Ian Penman crowned the winner of the 2024 RSL Ondaatje Prize - Royal Society of Literature

We are delighted to announce that Ian Penman has been awarded the 2024 RSL Ondaatje Prize for Fassbinder Thousands Of Mirrors this evening on Tuesday 14 May.

‘I can’t believe it,’ Ian said on collecting his prize from Jans Ondaatje Rolls, overseeing the ceremony on behalf of her father Christopher. ‘I’d like to thank Rainer Werner Fassbinder, who I think is astonishing and created a culture very much not like our own. Without him there wouldn’t be this book, and I dedicate this award to him. Thank you so much.’

Chair of judges Xiaolu Guo praised Penman’s ingenuity and originality: ‘This is the only book I have read twice this year. Truly it is thousands of mirrors in terms of the thoughts, images and references running through this reflective and wonderfully interior work. The world of European cinema, especially Fassbinder’s film seen through Ian Penman’s eyes, has transported me to a tantalizing place called post-war Europe. The book brings me back to my youth and my film school years in the east and west, and it reminds me of how powerful images have shaped our very understanding of love and life.’ 

Fellow judges Francis Spufford and Jan Carson, who helped whittle down 194 entries which included novels, poetry and non-fiction, were equally delighted with their eventual winner.  

‘Stendahl once described the novel as “a mirror being carried up the street”, but Ian Penman’s extraordinary critical memoir is more like a whole convoy of the things,’ says Francis Spufford. “The book captures not only scenes both gross and beautiful from the 1970s life of the workaholic Fassbinder, but a glittering array of thoughts and moments from his own long fascination with Fassbinder’s place and time and historical moment – which was also the time of Penman’s youth, not as a German film director but as a London music journalist, hungry for Europe and all that it then represented to England, assembling a wider world for his imagination from clues and scraps and cherished frames of German movies.’ 

‘I’m so keen for more readers to discover this incredible little book,’ says Jan Carson. ‘Every sentence is explosive.

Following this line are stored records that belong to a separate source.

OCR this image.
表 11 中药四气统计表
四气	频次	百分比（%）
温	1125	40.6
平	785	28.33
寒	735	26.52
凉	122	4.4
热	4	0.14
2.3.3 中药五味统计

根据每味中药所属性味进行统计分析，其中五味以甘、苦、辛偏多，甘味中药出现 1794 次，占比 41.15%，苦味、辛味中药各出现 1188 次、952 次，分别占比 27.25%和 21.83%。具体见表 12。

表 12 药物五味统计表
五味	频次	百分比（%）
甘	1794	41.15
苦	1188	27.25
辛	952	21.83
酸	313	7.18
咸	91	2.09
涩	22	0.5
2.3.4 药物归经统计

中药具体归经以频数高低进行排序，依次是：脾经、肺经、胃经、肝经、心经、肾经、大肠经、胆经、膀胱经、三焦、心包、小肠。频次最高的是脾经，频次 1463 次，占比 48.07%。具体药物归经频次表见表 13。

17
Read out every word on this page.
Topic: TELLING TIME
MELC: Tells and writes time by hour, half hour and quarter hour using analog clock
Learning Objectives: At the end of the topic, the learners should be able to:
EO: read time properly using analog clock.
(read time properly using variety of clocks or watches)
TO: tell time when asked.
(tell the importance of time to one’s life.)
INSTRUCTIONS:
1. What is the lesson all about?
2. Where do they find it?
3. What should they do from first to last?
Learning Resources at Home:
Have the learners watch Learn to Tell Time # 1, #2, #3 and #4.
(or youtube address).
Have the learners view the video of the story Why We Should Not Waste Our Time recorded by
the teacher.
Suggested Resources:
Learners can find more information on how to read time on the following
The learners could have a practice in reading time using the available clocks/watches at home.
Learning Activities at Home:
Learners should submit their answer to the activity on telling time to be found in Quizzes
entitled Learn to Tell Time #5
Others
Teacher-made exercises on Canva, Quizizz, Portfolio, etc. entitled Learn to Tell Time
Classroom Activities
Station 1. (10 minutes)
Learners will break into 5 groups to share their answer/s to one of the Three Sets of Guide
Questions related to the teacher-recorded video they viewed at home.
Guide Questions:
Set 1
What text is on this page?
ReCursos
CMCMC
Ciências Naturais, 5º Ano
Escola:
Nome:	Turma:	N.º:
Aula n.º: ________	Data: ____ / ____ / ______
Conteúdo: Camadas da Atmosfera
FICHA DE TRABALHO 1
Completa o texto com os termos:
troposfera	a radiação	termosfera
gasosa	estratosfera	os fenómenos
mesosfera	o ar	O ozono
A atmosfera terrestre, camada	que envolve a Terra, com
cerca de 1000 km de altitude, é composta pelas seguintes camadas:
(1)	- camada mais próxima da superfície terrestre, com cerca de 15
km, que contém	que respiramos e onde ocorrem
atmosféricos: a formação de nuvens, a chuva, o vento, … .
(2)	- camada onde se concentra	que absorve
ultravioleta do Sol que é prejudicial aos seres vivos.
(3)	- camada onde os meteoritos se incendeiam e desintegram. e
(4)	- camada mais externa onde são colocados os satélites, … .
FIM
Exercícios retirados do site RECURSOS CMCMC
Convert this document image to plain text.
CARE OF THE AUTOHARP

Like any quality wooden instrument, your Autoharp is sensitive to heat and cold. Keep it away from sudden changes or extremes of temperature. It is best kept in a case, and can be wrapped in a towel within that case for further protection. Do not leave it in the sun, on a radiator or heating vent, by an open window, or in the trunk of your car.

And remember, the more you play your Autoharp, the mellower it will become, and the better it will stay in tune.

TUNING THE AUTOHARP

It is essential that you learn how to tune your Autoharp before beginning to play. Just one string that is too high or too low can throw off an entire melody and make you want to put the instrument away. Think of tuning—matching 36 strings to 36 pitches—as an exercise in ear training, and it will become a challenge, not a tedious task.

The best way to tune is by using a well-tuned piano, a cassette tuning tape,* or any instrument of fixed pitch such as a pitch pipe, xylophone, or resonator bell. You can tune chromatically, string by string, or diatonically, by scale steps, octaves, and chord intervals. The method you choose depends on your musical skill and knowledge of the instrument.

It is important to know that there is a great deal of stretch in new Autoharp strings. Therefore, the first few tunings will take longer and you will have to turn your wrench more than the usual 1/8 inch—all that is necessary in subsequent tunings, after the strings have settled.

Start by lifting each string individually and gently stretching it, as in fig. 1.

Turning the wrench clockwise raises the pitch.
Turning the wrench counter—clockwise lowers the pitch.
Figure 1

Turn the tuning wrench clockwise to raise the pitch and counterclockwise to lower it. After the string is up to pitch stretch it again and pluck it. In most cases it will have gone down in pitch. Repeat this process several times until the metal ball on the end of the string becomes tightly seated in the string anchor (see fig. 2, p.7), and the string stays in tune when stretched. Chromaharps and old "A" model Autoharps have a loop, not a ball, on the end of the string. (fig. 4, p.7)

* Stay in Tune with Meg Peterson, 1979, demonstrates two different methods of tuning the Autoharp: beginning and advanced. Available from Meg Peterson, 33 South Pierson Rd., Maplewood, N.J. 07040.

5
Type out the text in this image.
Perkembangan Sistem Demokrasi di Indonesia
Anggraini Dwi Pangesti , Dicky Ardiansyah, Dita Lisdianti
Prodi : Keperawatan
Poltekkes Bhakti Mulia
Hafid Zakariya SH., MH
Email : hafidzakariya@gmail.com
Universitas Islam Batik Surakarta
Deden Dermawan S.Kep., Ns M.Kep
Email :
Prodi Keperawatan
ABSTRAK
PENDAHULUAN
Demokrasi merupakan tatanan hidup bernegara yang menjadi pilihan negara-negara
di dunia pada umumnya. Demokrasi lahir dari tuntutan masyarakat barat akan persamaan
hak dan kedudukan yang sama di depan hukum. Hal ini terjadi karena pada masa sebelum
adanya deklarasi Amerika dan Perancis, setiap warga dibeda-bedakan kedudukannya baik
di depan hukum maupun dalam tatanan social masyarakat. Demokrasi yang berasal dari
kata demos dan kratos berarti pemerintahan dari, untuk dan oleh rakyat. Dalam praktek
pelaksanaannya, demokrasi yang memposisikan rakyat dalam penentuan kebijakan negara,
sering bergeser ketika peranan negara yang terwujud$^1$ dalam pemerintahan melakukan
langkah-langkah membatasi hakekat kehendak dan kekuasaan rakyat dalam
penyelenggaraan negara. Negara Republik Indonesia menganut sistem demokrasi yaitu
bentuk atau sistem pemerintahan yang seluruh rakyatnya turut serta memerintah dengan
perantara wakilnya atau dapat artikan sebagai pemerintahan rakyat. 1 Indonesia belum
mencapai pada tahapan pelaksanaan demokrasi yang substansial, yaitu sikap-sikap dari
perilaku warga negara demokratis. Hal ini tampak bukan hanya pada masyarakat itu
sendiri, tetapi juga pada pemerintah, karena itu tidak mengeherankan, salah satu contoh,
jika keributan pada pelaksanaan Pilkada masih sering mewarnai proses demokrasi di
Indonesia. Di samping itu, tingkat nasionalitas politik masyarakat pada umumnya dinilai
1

Every page left me reaching for my notebook to jot down things which required further thought. There are so many ideas, perspectives and tiny nuggets of deep insight contained within this book, I’d struggle to put a label on it. It’s biography. It’s philosophy. It’s critique. It’s flighty enough to read like fiction and yet it’s one of the most grounded books I’ve read in years. Yes, it’s about German cinema, but German cinema’s simply the mirror Penman’s holding up to force his readers to look long and hard at themselves.’ 

Ian Penman is a British writer, music journalist, and critic. He began his career at the NME in 1977, later contributing to various publications including The Face, Arena, Sight & Sound, The Wire, the Guardian, the London Review of Books, Harper’s, the New Yorker and City Journal. He is the author of the collections Vital Signs: Music, Movies, and Other Manias (Serpent’s Tail, 1998) and It Gets Me Home, This Curving Track (Fitzcarraldo Editions, 2019). Fassbinder Thousands of Mirrors is his first original book.

We’d like to thank this year’s judges Jan Carson, Xiaolu Guo and Francis Spufford, and the Ondaatje family for their continued generosity.